Cormia se llevó las manos a la cara. La directrix le había dicho —no, mejor le había jurado— que lo que ocurriría con el Gran Padre sería doloroso y Cormia la creía. Los detalles gráficos habían sido desagradables y Cormia temía que no iba a ser capaz de sobrevivir a la ceremonia de apareamiento… para desgracia de todas las Elegidas. Como la representante de todas ellas, Cormia tenía que actuar tal y como se esperaba, y con dignidad, o de otra manera mancharía la venerable tradición a la cual servían todas ellas y la contaminaría en su totalidad.

Miró hacia el templo por encima del hombro y se llevó la mano a la parte baja del estómago. Su vientre era fértil, como era el vientre de todas las Elegidas, en todo momento, en este lado. Ella podría engendrar la descendencia del Gran Padre desde la primera vez que estuviese con él.

Querida Virgen del Ocaso, ¿por qué la habían elegido a ella?

Cuando volvió a mirar hacia abajo, la directrix ya se encontraba al pie de la colina y parecía muy pequeña en comparación con los edificios inmensos, aunque en la práctica su importancia era enorme. Más que cualquiera o cualquier cosa, la directrix definía el paisaje. Todas ellas servían a la Virgen Escribana, pero la directrix era la que gobernaba sus vidas. Al menos hasta que llegara el Gran Padre.

Cormia creía que la directrix no quería tener a ese macho en su mundo.

Y ésa era la razón por la cual había presentado a Cormia ante la Virgen Escribana como posible candidata.
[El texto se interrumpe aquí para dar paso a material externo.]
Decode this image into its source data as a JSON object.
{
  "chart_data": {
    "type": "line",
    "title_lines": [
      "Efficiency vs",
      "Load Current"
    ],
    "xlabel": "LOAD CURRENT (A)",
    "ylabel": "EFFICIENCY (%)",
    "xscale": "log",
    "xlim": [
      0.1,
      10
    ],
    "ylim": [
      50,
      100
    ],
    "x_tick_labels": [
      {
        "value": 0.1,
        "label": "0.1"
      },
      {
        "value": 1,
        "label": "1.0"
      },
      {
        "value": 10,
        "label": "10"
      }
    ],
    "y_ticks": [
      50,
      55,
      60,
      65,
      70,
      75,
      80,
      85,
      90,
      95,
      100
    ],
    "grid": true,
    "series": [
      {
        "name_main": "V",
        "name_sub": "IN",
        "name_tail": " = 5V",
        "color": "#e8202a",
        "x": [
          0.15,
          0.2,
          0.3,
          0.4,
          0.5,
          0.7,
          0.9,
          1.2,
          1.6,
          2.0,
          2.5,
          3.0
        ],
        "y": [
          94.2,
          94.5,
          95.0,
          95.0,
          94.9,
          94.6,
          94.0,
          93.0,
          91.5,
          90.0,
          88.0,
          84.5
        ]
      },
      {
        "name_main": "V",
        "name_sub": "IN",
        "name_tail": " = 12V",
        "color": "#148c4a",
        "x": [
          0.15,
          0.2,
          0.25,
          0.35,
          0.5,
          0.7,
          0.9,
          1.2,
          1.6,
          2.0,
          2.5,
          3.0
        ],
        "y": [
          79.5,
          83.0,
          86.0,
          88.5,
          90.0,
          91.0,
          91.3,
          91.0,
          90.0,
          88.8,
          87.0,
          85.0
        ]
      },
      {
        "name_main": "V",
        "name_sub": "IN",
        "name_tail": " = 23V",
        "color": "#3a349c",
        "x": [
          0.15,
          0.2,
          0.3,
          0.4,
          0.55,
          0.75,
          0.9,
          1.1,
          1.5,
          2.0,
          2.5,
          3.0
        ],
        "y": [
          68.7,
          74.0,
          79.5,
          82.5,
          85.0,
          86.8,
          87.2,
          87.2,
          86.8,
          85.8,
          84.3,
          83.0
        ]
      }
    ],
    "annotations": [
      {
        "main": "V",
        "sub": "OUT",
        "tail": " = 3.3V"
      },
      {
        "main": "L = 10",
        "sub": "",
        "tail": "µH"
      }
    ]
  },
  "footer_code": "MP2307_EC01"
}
De todas las hembras que habrían podido ser elegidas y que habrían estado encantadas, Cormia era la menos complaciente, la menos flexible. Haberla escogido a ella era una declaración pasivo-agresiva contra el cambio de supremacía.

Cormia comenzó a bajar el montículo y pensó que el césped blanco no ofrecía ninguna sensación de temperatura debajo de sus pies descalzos. Sólo podían apreciar el calor o el frío a través de la comida y las bebidas.

Durante un momento contempló la idea de escapar. Sería mejor alejarse de todo lo que conocía que soportar el panorama que le había pintado la directrix. Sólo que Cormia no sabía cómo podía llegar al mundo que había más allá. Ella sabía que había que pasar a través del espacio privado de la Virgen Escribana, pero después ¿qué? ¿Y qué sucedería si su santidad la atrapaba?

Impensable. Eso era más terrible que estar con el Gran Padre.

Sumida en sus pensamientos íntimos y pecaminosos, Cormia deambulaba sin rumbo por el paisaje que había conocido toda su vida. Era muy fácil perderse allí en el complejo, porque todo parecía igual y se sentía igual y olía igual. Al no existir contraste, los bordes de la realidad eran demasiado finos para agarrarse a algo, ya fuera mental o físicamente. Uno nunca estaba con los pies en el suelo. Era sólo aire.

Al pasar por el Tesoro, Cormia se detuvo frente a sus imponentes escalones y pensó en las gemas que había dentro, los únicos colores de verdad que había visto en la vida. Más allá de las puertas cerradas, había cestos llenos de piedras preciosas y, aunque sólo las había visto una o dos veces, recordaba los colores con mucha claridad. Sus ojos se habían maravillado con el azul intenso de los zafiros, el verde denso de las esmeraldas y el rojo sangre de los rubíes. Las aguamarinas eran del color del cielo, así que le causaban menos fascinación.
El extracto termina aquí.